Ramos v. United Slate, Tile & Composition Roofers, Damp & Waterproof Workers Association
Before: Goodell
GOODELL, J. On February 13, 1951, a verified complaint was filed wherein plaintiffs sought an injunction to prevent picketing. An order to show cause was immediately issued and served, setting the hearing for February 16th and on that day the matter was heard and continued to the 19th and then to the 21st. On the 20th an amended complaint was filed but no new order to show cause was obtained. On the 21st an order was made that a preliminary injunction should issue. This appeal followed.

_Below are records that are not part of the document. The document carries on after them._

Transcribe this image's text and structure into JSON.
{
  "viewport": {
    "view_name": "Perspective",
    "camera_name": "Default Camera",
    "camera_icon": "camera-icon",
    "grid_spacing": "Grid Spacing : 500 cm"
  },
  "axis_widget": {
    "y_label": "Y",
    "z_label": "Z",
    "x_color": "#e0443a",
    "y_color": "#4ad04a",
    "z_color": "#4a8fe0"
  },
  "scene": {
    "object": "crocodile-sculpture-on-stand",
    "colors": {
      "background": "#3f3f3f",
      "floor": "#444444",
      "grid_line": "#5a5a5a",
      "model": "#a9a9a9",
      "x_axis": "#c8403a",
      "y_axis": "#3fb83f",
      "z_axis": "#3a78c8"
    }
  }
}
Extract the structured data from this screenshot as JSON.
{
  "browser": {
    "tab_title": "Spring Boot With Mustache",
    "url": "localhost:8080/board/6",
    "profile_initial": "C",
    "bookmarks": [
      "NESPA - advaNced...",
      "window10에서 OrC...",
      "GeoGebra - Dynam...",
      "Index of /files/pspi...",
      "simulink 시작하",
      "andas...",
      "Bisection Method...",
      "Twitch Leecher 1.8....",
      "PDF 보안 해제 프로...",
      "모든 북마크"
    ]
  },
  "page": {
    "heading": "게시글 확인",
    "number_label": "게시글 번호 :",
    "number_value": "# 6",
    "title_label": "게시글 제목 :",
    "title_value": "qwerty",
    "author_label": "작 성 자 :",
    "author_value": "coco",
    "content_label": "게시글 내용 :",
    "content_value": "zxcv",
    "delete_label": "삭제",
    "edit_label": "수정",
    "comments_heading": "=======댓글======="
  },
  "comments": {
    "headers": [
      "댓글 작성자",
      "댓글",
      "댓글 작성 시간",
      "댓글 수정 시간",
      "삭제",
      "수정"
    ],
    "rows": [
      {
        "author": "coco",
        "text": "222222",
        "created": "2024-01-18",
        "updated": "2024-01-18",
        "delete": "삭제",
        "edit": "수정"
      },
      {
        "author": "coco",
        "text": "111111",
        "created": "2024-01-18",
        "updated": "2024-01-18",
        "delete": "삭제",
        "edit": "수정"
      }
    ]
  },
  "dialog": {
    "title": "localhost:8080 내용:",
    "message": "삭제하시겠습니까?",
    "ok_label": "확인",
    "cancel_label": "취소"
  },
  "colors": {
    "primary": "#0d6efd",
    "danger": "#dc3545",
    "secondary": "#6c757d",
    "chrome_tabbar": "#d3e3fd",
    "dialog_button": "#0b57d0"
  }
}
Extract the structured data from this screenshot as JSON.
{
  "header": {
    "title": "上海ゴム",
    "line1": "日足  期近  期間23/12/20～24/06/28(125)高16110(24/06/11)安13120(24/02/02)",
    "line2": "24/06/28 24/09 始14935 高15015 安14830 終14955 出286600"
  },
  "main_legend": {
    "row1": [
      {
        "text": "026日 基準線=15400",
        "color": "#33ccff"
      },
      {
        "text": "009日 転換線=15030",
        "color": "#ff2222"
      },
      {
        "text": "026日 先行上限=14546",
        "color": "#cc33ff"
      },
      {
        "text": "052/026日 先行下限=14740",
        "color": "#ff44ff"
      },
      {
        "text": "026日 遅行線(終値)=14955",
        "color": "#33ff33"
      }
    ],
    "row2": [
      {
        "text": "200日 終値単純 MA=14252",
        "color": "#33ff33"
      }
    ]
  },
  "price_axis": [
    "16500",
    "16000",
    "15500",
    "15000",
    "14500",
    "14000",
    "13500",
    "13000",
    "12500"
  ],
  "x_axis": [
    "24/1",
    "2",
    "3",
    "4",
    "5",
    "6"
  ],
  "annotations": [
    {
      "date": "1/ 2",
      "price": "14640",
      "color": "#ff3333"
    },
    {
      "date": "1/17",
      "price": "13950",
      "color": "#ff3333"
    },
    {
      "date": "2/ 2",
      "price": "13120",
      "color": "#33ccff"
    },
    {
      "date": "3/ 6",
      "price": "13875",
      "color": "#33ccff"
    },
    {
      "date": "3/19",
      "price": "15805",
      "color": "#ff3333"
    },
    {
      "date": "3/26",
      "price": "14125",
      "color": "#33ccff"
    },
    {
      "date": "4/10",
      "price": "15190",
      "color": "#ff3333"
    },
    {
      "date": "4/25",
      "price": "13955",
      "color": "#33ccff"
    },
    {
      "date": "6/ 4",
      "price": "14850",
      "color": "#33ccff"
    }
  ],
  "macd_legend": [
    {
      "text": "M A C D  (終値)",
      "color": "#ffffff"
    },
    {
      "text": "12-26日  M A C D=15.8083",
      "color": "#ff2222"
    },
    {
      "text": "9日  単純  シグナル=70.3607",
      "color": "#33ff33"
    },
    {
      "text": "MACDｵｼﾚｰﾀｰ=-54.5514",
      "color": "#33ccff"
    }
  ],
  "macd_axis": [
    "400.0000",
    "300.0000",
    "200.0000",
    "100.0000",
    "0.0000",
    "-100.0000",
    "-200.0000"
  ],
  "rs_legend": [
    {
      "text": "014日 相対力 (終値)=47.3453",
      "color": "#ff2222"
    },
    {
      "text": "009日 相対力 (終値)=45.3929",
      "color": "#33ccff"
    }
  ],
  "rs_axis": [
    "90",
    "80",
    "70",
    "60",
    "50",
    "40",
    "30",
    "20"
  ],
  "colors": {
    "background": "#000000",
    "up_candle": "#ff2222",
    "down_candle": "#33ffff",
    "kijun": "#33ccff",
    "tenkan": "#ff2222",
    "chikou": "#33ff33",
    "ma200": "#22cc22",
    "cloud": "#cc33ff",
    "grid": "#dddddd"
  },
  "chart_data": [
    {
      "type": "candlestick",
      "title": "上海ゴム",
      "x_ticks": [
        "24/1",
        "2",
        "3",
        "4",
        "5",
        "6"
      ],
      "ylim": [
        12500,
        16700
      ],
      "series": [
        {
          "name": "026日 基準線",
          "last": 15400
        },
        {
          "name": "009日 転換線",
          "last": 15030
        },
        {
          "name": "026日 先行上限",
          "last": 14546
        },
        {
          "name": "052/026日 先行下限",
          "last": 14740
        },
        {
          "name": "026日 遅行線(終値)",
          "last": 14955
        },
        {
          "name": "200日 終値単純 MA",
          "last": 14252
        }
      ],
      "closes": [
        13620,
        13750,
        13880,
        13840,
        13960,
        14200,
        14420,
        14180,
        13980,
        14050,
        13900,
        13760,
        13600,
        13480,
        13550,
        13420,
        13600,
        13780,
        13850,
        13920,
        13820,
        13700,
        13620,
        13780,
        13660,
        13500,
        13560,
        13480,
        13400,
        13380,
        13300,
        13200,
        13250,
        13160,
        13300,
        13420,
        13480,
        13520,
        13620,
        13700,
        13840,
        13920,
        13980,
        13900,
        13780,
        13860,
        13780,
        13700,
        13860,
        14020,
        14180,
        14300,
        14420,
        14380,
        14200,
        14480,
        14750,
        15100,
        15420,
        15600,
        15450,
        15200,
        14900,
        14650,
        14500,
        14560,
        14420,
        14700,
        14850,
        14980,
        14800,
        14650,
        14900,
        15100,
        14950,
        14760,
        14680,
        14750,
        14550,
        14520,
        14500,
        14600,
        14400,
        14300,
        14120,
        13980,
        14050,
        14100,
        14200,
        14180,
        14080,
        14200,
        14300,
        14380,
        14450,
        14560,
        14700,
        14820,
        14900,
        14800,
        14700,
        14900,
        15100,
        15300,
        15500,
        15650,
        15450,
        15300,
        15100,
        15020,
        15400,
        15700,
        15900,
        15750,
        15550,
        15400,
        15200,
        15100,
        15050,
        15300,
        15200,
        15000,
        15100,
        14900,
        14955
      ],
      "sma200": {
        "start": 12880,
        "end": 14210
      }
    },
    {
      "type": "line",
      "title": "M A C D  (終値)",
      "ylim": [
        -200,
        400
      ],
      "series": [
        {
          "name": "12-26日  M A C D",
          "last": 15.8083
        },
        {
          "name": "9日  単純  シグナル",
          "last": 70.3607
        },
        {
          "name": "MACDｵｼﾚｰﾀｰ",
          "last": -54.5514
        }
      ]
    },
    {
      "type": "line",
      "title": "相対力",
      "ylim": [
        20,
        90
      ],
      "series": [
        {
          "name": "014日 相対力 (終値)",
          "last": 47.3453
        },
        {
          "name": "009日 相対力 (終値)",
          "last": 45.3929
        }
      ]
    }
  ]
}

Appellants state their contention as follows: “The only question presented for decision is whether the filing [32]of the first amended complaint substantially differing from the original complaint upon which the order to show cause was based, did not vacate the order to show cause and divest the trial court of its jurisdiction to proceed thereon.”
Appellants do not attempt to point out wherein the two complaints substantially differ, nor do respondents attempt to show that they do not so differ. Moreover, appellants cite no authority in support of their position but concede that their “extensive search of the California authorities fails to reveal any case directly in point.” And although the appeal is from an order granting an injunction, appellants have not seen fit to bring up as part of the record the injunction itself.
In 1951 a project was under way in San Mateo County for the construction of a group of approximately 500 homes. Sterling Home Builders Company was the general contractor, and plaintiffs, who are licensed roofing contractors, had the subcontract for the roofing work. Plaintiffs employ only union labor and had an agreement with Wood, Composition and Asbestos Shinglers’ Union, Local No. 3111, an American Federation of Labor local, that the members of 3111 would be employed on the roofing work. No dispute existed between plaintiffs cmd Local 3111.
Defendant United Slate, Tile and Composition Roofers, Damp and Waterproof Workers' Association, Local No. 40 is also an American Federation of Labor union, and between the two locals a jurisdictional dispute existed over the roofing work on this project.
On October 1, 1949, these two locals agreed, with American Federation of Labor approval, to submit their jurisdictional disputes to The National Joint Board for Settlement of Jurisdictional Disputes. For some time defendants had maintained that plaintiffs’ employees should be members of Local 40, the latter claiming sole jurisdiction in this field of construction.